Christof Loy retravaille également les conflits intérieurs d'Elena, jusqu'à les escamoter. Sa trouvaille la plus étonnante est de faire de Malcolm la soeur jumelle d'Elena: même cheveux roux, mêmes vêtements, manteau et bonnet ou robe de mariée, mêmes attitudes. Le rôle de Malcolm étant écrit pour une voix de femme, on assiste ainsi à un double travestissement. La lecture provocante de Christof Loy transforme l'amour adolescent des deux jeunes gens en un amour gemellaire avec une composante narcissique intense. Mais à la fois, cette option disqualifie la possibilité attendue qu' Elena puisse vraiment aimer Malcolm. Si tant est qu'on ne peut aimer que dans l'altérité... Quant au public, face à de tels changements, il lui faut la connaissance préalable de l'argument de l'action pour s'y retrouver, mais c'est souvent le cas à l'opéra. Le rôle de Rodrigo est confié à un routier chevronné et accompli. Elena ne semble pouvoir tomber amoureuse d'un homme qui pourrait avoir l'âge de son père, et la seule option qui lui reste est celle de succomber aux charmes du jeune premier qui incarne Uberto/Giacomo. Et en définitive, le seul véritable conflit qui reste est celui qui oppose les raisons du devoir filial aux raisons du coeur. Loy fait d'Elena une poupée tiraillée, naïve et béate, sans beaucoup de jugeotte, tout au plus gentiment ridicule.

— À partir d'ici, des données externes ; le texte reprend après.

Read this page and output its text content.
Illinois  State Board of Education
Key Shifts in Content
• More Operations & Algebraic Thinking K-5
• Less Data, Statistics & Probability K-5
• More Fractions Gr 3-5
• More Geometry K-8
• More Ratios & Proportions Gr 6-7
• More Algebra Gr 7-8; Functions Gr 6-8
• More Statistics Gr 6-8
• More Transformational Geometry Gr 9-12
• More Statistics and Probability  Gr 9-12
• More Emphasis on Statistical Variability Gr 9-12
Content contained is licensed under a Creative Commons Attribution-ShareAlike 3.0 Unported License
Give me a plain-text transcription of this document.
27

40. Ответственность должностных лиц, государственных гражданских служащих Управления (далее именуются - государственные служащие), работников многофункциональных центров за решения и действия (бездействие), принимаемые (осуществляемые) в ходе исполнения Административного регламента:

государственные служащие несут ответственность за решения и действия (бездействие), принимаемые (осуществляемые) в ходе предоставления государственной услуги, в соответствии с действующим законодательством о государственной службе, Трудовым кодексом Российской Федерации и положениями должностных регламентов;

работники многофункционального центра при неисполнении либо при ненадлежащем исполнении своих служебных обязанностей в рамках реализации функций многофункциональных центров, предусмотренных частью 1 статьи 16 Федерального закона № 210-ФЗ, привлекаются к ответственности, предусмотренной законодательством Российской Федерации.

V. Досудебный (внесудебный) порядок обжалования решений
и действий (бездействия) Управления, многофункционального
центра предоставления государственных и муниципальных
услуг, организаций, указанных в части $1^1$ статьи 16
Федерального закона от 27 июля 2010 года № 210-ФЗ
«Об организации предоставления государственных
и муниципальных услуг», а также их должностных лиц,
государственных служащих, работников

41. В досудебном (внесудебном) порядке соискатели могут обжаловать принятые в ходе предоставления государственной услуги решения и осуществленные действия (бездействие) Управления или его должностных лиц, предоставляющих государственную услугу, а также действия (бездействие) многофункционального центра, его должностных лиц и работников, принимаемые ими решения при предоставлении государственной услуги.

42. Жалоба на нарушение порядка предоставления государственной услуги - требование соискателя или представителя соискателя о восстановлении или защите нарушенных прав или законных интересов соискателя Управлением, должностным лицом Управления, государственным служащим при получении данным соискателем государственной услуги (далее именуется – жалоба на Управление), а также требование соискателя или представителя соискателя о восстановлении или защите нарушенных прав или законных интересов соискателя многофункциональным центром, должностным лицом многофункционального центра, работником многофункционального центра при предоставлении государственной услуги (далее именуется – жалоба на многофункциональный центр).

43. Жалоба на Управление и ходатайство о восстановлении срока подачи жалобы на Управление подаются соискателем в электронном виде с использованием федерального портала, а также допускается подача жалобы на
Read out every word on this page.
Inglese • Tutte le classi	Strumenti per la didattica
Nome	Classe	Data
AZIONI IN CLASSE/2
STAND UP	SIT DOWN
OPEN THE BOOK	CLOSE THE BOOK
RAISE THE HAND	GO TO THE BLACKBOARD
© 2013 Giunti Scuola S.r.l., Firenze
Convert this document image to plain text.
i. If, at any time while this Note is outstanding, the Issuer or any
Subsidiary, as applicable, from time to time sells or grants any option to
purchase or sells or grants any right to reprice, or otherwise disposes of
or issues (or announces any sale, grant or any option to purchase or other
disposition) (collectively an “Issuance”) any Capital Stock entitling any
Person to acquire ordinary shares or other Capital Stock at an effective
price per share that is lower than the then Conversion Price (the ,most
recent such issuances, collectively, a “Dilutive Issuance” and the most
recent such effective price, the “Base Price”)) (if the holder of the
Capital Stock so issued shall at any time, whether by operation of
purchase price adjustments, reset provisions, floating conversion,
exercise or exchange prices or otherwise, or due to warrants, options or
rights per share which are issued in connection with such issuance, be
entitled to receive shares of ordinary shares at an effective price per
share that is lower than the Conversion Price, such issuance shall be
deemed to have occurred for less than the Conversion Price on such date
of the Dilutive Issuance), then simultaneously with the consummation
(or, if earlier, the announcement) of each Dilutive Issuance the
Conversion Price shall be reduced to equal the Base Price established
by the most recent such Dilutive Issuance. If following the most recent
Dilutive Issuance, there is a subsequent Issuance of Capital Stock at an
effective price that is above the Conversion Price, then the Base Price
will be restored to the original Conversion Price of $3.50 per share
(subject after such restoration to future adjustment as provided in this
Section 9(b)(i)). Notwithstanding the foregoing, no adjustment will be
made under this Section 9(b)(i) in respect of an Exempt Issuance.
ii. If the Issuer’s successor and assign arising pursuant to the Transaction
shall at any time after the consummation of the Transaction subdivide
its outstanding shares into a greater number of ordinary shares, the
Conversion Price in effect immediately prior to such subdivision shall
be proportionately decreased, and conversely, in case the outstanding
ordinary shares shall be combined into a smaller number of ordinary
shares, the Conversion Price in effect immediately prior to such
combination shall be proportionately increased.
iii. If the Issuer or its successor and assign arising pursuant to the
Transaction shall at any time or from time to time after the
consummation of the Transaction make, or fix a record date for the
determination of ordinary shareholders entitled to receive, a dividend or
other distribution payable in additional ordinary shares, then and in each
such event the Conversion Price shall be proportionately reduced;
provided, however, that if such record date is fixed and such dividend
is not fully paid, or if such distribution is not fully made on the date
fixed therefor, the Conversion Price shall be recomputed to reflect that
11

A Vienne comme à Genève, le public a réagi très diversement aux choix scéniques de Christof Loy, et le metteur en scène a été autant chahuté qu'ovationné. Il faut cependant lui rendre justice: quelles que soient les réactions épidermiques des spectateurs, sa mise en scène est lisible et cohérente. Si elle prend le parti pour d'aucuns iconoclaste de se refuser au romantisme, elle conduit à une lecture ironique et amusée, voire comique, des amours humaines. Faut-il pour autant en faire une querelle des classiques et de modernes? Sans doute le livret ne mérite-t-il pas qu'on fasse tout un fromage de son détournement, et la lecture de Loy ouvre des possibilités d'interprétation belcantiste inattendues, notamment dans le grand air final d'Elena, qui frise par moments le burlesque.
La Suédoise Malena Ernman donne une intéressante composition du rôle d'Elena, surtout par son jeu d'actrice en parfaite intelligence avec les visées de la mise en scène. La chanteuse a plus d'un tour dans son sac (elle a fait le détour par l'Eurovision de la chanson 2009 où elle représentait la Suède) et séduit tant par la légèreté de son phrasé que par ses jeux de vocalises où elle pratique des changements abrupts d'octave avec un sens inné du comique vocal. Avec une très amusante interprétation du Fra il padre e fra l'amante final, où elle se livre à un feu d'artifices de comique vocal, avec un clin d'oeil à Olympia, la poupée désarticulée des Contes d'Hoffmann. Son Elena est drôle et bien interprétée, mais le talent musical de Malena Ernman n'est hélas pas à l'aune de son jeu théâtral. L'Uberto/Giacomo de Luciano Botelho est princier, à défaut d'être royal: une voix légère, suave avec des douceurs et quelques fulgurances, un joli timbre qui laisse entrevoir un avenir radieux au jeune premier brésilien, même s'il n'a pas encore l'étendue vocale et la puissance qui lui permettrait de s'imposer face aux rodomontades exigées par le metteur en scène du ténor concurrent. C'est Gregory Kunde qui incarne Rodrigo, dans cet opéra qu'il maîtrise bien et dont il connaît toutes les parties puisqu'il incarna lui aussi autrefois son royal rival. Le problème est que Kunde lâche toute la vapeur et que sa puissance vocale règne sans partage sur la scène. Face à ce déséquilibre, on aurait pu lui demander de se modérer, mais sans doute la mise en scène exigeait-elle l'emphase caricaturale, et c'est davantage un stentor qu'un ténor qui donne la réplique à Giacomo. Le déséquilibre vocal est patent et en proportion inverse du contenu de l'action. Le Malcolm de l'Arménienne Varduhi Abrahamyan a emporté l'adhésion du public, avec un timbre riche, de très beaux graves, une amplitude vocale appelée à grandir encore, et qui séduit d'emblée. Maurizio Muraro donne quant à lui pas un Douglas passable, mais sans ampleur.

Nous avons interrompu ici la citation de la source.